2.美智子さんという人は、今でも継母と付き合いがあるのではないか。


 という二つの点だった。この鍵を開けることができれば、継母と雛を見つけ出すことができそうな気がしたのだ。早速、これらの事の真偽を確かめるべきだ。僕はひまわり園に電話するときの質問内容をある程度書き出しておくことにした。


 そのような調べ事をしている最中。そう施設に訪問してから十日が過ぎた時、漸くひまわり園の園長から電話があった。


「もしもし、安田です」

《ひまわり園の園長の深田です》

「あ、どうも。実は私の方から、そろそろ確認の電話をさせていただこうと思っていたんです」

《いえいえ、連絡が遅くなってしまい申し訳ありませんでした。実はですね、あなたの事を前園長に話したところ、是非一度お会いしたいということなので、今度の土日に此方に来られませんか?》

「分かりました。是非伺わせていただきます」


 僕がキーパーソンだと思っていた前園長に会うことができる。それだけの事なのだが、一気に視界が開けてきたような気がした。もしかしたら継母が父と僕を捨てた理由も分かるかも知れない。でも、あまりにも過剰な期待は、えてして裏切られることが多いものだ。ともかく今は前の園長に会って、話を聞くことに全力を傾けよう。


 当日、僕はボイスレコーダーを用意し、ひまわり園へと足を向けた。施設に着くと深田さんは前回とは全く違う笑顔で迎えてくれた。


「いらっしゃい。急な呼び出しをしてしまい、申し訳ないですね」

「いいえ、僕も少しでも情報が得られるなら、直ぐにでも駆け付けたいと思ってましたから、ありがたいです」

「そう言ってもらえると助かります。今日は前園長の酒井律子先生の家にお連れするつもりです」


 彼女は施設の車で酒井宅へと連れていってくれた。その家は施設から十五分位走った所にあり、山や畑、田圃も周囲にあり風景の綺麗な場所だ。家に着いてチャイムを鳴らすと、優しそうな笑顔の老婆が現れた。


「ようこそいらっしゃいました。安田さんのお坊っちゃんね。酒井律子です」

「はじめまして。安田武志です」

「あら、初めてじゃないのよ。まだ、あなたが四歳の頃でしたかしら、家族で一度訪ねて来られたのよ」

「え、そうなんですか」

「まあ、今日はゆっくりしていって下さい。私が分かる事は覚えている限りお話しますよ」


 深田さんは二人が挨拶を済ませたのを見て、「後でまたお迎えに来ますね」と言って施設に帰って行った。酒井さんは僕を居間へと案内してくれた。
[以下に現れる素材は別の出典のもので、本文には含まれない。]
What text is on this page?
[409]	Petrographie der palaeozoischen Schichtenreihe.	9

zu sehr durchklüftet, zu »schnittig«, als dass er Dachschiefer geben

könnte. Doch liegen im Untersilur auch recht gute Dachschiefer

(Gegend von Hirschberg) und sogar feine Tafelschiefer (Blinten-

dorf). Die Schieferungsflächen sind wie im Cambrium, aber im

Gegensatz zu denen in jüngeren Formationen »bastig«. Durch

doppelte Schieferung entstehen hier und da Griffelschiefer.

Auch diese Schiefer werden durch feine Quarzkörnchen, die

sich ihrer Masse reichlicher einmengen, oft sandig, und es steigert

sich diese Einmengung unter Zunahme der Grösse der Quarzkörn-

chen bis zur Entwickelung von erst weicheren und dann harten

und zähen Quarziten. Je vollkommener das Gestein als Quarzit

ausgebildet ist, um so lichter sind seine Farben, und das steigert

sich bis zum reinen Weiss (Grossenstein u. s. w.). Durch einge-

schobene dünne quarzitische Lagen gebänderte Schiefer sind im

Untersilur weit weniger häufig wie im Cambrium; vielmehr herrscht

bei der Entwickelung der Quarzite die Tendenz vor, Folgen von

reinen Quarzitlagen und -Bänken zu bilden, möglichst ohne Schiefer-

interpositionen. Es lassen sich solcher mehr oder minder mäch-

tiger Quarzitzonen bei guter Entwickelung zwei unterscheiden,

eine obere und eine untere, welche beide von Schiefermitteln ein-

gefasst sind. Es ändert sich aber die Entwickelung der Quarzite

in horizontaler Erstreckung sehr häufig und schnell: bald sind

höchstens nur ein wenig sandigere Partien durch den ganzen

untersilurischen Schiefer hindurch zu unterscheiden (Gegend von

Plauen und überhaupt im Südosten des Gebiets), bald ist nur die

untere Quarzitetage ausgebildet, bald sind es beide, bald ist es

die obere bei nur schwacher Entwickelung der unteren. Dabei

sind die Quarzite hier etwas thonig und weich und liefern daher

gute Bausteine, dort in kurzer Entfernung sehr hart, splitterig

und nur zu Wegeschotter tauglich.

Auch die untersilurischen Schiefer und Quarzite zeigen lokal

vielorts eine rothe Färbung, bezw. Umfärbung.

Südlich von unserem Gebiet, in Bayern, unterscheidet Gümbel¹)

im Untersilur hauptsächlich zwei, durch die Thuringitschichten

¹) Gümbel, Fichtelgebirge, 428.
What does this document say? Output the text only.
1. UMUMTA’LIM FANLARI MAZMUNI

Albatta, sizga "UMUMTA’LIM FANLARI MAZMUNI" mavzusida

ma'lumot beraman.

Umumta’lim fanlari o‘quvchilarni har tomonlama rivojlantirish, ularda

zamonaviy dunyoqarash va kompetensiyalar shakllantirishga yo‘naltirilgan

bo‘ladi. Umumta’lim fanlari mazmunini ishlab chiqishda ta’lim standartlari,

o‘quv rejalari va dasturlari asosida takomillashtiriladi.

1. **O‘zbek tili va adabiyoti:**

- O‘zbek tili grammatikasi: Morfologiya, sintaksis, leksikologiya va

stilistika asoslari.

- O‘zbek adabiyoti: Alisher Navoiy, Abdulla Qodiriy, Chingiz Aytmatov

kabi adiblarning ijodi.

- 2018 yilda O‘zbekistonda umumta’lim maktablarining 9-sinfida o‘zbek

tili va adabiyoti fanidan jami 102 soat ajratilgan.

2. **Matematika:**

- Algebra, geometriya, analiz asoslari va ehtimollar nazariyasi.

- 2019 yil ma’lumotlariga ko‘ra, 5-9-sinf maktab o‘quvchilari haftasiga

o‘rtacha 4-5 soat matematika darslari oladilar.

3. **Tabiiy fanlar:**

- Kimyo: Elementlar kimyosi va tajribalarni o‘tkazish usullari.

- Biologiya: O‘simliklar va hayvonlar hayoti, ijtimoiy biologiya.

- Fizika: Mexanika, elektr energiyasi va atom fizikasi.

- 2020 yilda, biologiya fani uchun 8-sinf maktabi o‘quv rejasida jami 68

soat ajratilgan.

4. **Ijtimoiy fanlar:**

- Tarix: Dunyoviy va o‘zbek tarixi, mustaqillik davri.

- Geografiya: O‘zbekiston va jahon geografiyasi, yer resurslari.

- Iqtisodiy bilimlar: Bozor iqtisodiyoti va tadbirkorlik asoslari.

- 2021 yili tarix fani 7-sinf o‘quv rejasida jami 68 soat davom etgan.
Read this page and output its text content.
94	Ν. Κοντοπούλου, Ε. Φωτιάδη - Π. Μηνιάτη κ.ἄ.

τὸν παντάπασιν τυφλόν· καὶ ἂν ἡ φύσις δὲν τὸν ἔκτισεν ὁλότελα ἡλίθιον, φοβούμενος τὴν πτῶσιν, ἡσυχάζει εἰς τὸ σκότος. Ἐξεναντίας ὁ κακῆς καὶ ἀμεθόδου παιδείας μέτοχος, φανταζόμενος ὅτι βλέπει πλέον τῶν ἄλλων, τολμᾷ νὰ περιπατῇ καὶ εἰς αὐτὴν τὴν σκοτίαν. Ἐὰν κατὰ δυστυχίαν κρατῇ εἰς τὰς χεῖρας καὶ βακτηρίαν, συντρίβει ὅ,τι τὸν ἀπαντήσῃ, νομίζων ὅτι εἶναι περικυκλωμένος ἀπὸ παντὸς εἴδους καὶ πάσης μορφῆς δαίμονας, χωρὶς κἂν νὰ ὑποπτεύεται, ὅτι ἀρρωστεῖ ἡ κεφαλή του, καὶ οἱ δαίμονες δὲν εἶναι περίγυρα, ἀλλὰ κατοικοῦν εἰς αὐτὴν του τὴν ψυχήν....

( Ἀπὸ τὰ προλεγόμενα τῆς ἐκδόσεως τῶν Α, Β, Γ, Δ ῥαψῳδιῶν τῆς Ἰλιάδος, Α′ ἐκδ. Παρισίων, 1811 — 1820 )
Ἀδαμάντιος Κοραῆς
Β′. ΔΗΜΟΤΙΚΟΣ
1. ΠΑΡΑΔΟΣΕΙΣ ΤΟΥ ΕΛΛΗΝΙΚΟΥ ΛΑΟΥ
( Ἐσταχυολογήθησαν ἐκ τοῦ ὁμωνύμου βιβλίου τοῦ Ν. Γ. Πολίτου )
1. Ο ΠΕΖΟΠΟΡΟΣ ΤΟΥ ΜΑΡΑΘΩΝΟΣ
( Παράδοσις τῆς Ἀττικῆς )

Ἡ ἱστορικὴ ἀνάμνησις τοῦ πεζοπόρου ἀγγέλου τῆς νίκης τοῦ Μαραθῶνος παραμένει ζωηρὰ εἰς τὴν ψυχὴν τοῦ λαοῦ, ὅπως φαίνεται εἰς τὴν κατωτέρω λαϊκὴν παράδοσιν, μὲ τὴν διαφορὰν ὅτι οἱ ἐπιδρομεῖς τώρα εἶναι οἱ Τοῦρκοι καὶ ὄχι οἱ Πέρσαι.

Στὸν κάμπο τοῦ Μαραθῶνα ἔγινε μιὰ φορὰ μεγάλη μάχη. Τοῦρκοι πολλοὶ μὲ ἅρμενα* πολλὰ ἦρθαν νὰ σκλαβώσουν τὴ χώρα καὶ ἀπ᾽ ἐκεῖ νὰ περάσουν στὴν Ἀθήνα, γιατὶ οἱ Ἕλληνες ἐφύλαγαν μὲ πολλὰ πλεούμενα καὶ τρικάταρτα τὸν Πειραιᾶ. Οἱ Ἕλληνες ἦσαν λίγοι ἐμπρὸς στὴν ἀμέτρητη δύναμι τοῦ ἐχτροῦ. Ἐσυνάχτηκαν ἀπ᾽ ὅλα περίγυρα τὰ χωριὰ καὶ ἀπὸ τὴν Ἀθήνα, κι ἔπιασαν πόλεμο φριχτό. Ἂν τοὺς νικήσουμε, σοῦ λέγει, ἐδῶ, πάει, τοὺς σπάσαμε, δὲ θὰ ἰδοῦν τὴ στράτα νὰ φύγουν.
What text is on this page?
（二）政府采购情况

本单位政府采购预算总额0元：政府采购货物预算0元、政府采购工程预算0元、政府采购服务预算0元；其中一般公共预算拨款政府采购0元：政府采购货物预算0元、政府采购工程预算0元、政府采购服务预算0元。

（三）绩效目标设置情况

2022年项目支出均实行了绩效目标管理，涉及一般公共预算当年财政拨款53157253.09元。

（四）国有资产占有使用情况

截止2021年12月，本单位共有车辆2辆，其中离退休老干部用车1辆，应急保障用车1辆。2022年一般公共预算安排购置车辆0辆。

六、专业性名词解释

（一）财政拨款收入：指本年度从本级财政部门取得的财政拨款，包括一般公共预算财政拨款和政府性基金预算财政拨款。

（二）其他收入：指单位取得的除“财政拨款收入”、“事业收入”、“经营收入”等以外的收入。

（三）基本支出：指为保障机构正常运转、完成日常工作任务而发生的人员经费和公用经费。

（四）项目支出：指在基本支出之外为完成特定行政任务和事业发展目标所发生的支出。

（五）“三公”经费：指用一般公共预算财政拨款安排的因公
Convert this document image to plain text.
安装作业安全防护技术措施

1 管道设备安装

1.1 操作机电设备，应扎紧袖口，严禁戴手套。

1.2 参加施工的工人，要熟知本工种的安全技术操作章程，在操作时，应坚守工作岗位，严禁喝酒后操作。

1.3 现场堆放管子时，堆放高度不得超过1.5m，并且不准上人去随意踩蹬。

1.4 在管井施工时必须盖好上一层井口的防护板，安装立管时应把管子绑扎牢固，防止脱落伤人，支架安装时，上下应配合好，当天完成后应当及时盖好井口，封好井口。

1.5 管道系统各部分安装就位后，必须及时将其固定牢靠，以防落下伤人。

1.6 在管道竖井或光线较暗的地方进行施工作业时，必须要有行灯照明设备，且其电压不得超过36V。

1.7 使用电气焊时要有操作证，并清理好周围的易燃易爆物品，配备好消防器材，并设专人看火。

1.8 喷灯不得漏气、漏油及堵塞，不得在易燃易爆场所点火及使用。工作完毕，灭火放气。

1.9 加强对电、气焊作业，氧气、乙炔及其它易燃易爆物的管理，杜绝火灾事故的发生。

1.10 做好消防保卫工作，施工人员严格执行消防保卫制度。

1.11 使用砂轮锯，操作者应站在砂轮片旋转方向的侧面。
「本当に懐かしいわね。お父様は亡くなったんですって?」

「はい、父が亡くなって僕一人になってしまったんですが、幼い時に別れた妹に会いたいと思いまして・・・。継母と妹を探してみようかなって・・・」

「でも、ご存知なんですよね」

「はい、父が全てを文章に残しておいてくれましたから」

「そうですか。でも全てを知っているのにどうして?」

「どうしてでしょう。ただ、僕は小さい時、雛をとても可愛がっていました。そう本当に可愛い妹でした。もし、再会したとき僕は彼女に兄としての感情が残っているのだろうかって・・・。兎に角、無性に会いたいんです」

「そう、妹さんに会いたいと言う気持ちには、理由なんてないわよね。だけど妹といっても、貴方とは血の繋がりがないのはご存知なのかしら?」

「はい、存じています。そのことについては父がパソコンに文章ファイルで残しておいてくれましたから」

「分かりました。では、あなたは桜井美智子さんていう女性はご存知かしら?」

「残念ながら、父の日記から継母の友達に美智子さんという女性がいたのは存じていますが名字までは存じていません」

「美智子ちゃんも千鶴ちゃんもこの施設で育ったのよ。二人ともとても仲が良くて、まるで本当の姉妹のようだったわ。ところが、千鶴ちゃんと付き合ってた男が、彼女を捨てて美智子ちゃんと結婚しちゃったの。そして、捨てられた後で妊娠してることに気が付いたのよ。彼女は誰にも気付かれないようにって、隣の県の産婦人科で堕胎しようと思ったんだけど、お腹の子には罪は無いと、クリニックに入るのを躊躇っている時に貴方のお父さんに声を掛けられ、親子二人の面倒を見てくれるって言われたんだって言ってたわ」

「だけど、どうして僕らを捨てて出ていってしまったんでしょう」

「捨てたんじゃないの。実は美智子ちゃんは不妊症だったの。それで、千鶴ちゃんに子供ができたって分かった男が、雛ちゃんを自分の子供なんだから渡せって押しかけてきたらしいのよ」


 なるほど、朧げにではあるが見当がついた。恐らく継母は雛を手放さないためには、いつか父と僕を置いて出ていかなくてはならなくなる。一緒に生活していれば必ず相手の男は家に押しかけてくる。だから、いつ離れ離れになっても良いように、僕が雛と仲良くする事を嫌ったのかも知れない。


「それで、先生のところに何度か相談に来たんですね」

「そういうこと」

「大凡の事は分かったんですが、でもどうして僕が二十五歳になるまで話をしなかったんだろう・・・?」

「それは、きっと雛ちゃんが二十二歳で大学を卒業するのを待つためじゃないかしら」

「・・・?」


 何故、雛の大学卒業と僕の話と関係が有るのか、全く理解できない。どうしてだろう。その疑問については、今は横に置いておこう。そうだ、二人の居所も分からない状態で、継母の心情を推察したってなんの意味のない。先ずは二人を探し出す事。そのことだけに集中しなくては。